From Head to Tail: Towards Balanced Representation in Large Vision-Language Models through Adaptive Data Calibration
Mingyang Song, Xiaoye Qu, Jiawei Zhou, Yu Cheng
TL;DR
Long-tail data imbalance in large vision-language models (LVLMs) hampers generalization, particularly on tail concepts. The authors introduce an Adaptive Data Refinement Framework (ADR) that first rebalances data by Data Rebalancing (DR) and then synthesizes tail data via Language Data Synthesis and Diffusion-Based Visual Data Synthesis (DS).
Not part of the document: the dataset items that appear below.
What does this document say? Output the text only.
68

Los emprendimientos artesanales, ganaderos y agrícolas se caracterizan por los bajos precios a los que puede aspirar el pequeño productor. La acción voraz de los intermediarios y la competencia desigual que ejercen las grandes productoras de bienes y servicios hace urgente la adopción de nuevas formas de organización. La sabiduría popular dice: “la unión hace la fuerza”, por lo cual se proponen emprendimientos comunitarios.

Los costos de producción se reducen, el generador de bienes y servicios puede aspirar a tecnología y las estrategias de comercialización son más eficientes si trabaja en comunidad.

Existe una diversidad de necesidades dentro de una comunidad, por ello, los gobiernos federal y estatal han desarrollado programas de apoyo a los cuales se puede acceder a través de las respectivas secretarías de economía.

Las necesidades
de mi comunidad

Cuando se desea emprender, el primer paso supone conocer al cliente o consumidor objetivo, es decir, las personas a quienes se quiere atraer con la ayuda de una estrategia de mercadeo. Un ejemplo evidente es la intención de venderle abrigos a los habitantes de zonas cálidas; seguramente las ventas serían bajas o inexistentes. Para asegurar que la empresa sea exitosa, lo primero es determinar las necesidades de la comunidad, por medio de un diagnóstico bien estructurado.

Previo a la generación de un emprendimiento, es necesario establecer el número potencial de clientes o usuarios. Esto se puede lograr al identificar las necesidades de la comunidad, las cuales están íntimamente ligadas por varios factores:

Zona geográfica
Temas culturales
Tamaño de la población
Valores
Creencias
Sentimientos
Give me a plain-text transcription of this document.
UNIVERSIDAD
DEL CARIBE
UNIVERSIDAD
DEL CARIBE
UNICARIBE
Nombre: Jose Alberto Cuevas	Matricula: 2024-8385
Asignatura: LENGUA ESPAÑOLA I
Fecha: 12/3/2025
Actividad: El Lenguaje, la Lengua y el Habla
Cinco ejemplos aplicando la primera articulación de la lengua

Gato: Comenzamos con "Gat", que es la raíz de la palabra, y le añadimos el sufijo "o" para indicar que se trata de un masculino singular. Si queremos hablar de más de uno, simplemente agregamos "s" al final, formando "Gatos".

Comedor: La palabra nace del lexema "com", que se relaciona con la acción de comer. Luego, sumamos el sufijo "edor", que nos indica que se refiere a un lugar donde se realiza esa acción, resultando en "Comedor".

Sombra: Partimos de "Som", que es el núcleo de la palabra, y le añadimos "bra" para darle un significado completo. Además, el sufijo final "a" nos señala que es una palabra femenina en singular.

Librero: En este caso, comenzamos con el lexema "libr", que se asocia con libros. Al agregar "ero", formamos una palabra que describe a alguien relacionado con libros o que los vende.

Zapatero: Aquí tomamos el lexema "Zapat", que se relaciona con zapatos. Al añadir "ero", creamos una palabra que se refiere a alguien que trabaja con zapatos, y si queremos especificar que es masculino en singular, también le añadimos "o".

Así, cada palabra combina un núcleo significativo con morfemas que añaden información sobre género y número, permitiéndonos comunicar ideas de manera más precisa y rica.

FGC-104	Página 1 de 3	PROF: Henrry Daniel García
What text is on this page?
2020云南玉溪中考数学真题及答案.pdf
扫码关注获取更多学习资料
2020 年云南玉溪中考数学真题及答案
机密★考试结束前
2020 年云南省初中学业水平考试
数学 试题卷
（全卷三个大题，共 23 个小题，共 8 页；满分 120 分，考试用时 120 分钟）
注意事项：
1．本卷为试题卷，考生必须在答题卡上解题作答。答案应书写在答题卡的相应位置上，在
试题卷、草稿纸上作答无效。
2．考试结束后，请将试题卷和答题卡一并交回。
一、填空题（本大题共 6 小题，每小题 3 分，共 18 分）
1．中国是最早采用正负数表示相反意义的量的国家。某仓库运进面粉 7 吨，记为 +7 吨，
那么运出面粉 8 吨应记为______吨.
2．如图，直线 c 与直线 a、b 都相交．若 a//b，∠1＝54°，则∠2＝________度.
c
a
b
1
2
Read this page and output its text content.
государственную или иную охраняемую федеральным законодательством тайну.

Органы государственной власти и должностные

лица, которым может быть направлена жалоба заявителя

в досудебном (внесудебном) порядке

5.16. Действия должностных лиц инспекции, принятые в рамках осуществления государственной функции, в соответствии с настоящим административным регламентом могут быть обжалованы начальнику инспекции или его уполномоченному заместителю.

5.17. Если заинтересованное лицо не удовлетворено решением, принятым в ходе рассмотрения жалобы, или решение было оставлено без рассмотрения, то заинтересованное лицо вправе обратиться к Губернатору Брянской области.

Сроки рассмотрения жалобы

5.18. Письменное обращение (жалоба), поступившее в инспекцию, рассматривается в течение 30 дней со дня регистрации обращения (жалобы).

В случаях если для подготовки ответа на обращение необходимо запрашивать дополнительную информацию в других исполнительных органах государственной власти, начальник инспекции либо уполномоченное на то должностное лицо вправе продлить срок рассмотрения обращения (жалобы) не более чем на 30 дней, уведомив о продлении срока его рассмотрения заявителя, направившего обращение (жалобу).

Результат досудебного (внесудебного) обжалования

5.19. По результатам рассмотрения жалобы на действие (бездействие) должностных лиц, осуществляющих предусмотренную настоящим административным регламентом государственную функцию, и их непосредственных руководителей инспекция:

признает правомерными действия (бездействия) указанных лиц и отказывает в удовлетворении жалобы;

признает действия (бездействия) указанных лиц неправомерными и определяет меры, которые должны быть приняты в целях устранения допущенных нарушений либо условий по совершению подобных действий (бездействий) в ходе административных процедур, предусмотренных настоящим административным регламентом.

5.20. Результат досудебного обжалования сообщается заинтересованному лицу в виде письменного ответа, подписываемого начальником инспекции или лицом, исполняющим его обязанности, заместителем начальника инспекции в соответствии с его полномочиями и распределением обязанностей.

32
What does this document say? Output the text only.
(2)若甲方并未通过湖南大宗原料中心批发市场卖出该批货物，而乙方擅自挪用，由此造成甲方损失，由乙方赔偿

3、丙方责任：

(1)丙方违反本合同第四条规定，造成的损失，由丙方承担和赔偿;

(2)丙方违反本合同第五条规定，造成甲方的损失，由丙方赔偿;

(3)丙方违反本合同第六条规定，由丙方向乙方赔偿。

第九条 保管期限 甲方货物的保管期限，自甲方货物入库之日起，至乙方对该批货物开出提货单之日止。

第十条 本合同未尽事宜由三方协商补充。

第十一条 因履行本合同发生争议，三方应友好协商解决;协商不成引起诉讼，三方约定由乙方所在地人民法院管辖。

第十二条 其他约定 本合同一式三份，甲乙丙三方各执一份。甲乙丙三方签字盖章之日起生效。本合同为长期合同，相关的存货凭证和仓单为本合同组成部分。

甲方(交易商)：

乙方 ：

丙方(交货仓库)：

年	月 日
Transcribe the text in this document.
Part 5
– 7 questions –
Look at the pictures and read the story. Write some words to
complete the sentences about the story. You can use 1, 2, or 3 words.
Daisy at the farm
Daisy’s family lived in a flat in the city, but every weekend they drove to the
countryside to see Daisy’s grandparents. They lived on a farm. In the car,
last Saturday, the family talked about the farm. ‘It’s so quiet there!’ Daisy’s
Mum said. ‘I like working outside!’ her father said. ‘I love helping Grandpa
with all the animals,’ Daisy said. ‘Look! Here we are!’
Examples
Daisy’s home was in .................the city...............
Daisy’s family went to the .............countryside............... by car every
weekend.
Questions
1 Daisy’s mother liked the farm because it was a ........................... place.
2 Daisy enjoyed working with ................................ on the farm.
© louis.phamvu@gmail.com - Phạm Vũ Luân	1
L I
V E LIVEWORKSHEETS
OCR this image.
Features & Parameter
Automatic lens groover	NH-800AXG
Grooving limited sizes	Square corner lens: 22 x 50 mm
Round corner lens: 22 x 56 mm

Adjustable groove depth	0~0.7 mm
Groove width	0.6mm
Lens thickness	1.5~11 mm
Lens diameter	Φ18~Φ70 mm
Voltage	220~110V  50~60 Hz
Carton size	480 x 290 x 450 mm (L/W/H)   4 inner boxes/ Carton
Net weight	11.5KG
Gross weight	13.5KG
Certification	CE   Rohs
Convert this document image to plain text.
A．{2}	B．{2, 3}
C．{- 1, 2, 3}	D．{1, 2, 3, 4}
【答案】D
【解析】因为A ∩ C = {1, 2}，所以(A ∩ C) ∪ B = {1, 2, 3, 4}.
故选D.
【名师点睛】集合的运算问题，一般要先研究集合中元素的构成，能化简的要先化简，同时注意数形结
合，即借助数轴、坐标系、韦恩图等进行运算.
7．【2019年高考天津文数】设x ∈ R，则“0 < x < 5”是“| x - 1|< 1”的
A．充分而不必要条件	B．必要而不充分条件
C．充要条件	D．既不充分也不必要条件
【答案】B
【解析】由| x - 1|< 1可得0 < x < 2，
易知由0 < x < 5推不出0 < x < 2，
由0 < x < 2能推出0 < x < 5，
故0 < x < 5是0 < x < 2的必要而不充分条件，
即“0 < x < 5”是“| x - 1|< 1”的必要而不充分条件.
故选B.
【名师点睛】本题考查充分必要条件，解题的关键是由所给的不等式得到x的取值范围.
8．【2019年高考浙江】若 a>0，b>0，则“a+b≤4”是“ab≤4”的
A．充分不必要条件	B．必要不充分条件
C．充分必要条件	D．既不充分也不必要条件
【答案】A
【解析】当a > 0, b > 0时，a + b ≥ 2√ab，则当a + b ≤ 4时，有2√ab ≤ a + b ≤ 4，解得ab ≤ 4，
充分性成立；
DR uses a probability dictionary derived from four entity perspectives (Token, Object, Co-occurrence, Interrogation) and reverse indexing to filter redundant head data, while DS generates tail-representative data through synonyms, rewriting, and diffusion-driven image-caption-conversation pipelines. Across eleven benchmarks, ADR yields an average improvement of $4.36\%$ over strong baselines like LLaVA 1.5 without increasing data volume, with especially strong gains on tail concepts, demonstrating improved cross-modal understanding and generalization.
Abstract
Large Vision-Language Models (LVLMs) have achieved significant progress in combining visual comprehension with language generation. Despite this success, the training data of LVLMs still suffers from Long-Tail (LT) problems, where the data distribution is highly imbalanced. Previous works have mainly focused on traditional VLM architectures, i.e., CLIP or ViT, and specific tasks such as recognition and classification. Nevertheless, the exploration of LVLM (e.g. LLaVA) and more general tasks (e.g. Visual Question Answering and Visual Reasoning) remains under-explored. In this paper, we first conduct an in-depth analysis of the LT issues in LVLMs and identify two core causes: the overrepresentation of head concepts and the underrepresentation of tail concepts. Based on the above observation, we propose an $\textbf{A}$daptive $\textbf{D}$ata $\textbf{R}$efinement Framework ($\textbf{ADR}$), which consists of two stages: $\textbf{D}$ata $\textbf{R}$ebalancing ($\textbf{DR}$) and $\textbf{D}$ata $\textbf{S}$ynthesis ($\textbf{DS}$). In the DR stage, we adaptively rebalance the redundant data based on entity distributions, while in the DS stage, we leverage Denoising Diffusion Probabilistic Models (DDPMs) and scarce images to supplement underrepresented portions. Through comprehensive evaluations across eleven benchmarks, our proposed ADR effectively mitigates the long-tail problem in the training data, improving the average performance of LLaVA 1.5 relatively by 4.36%, without increasing the training data volume.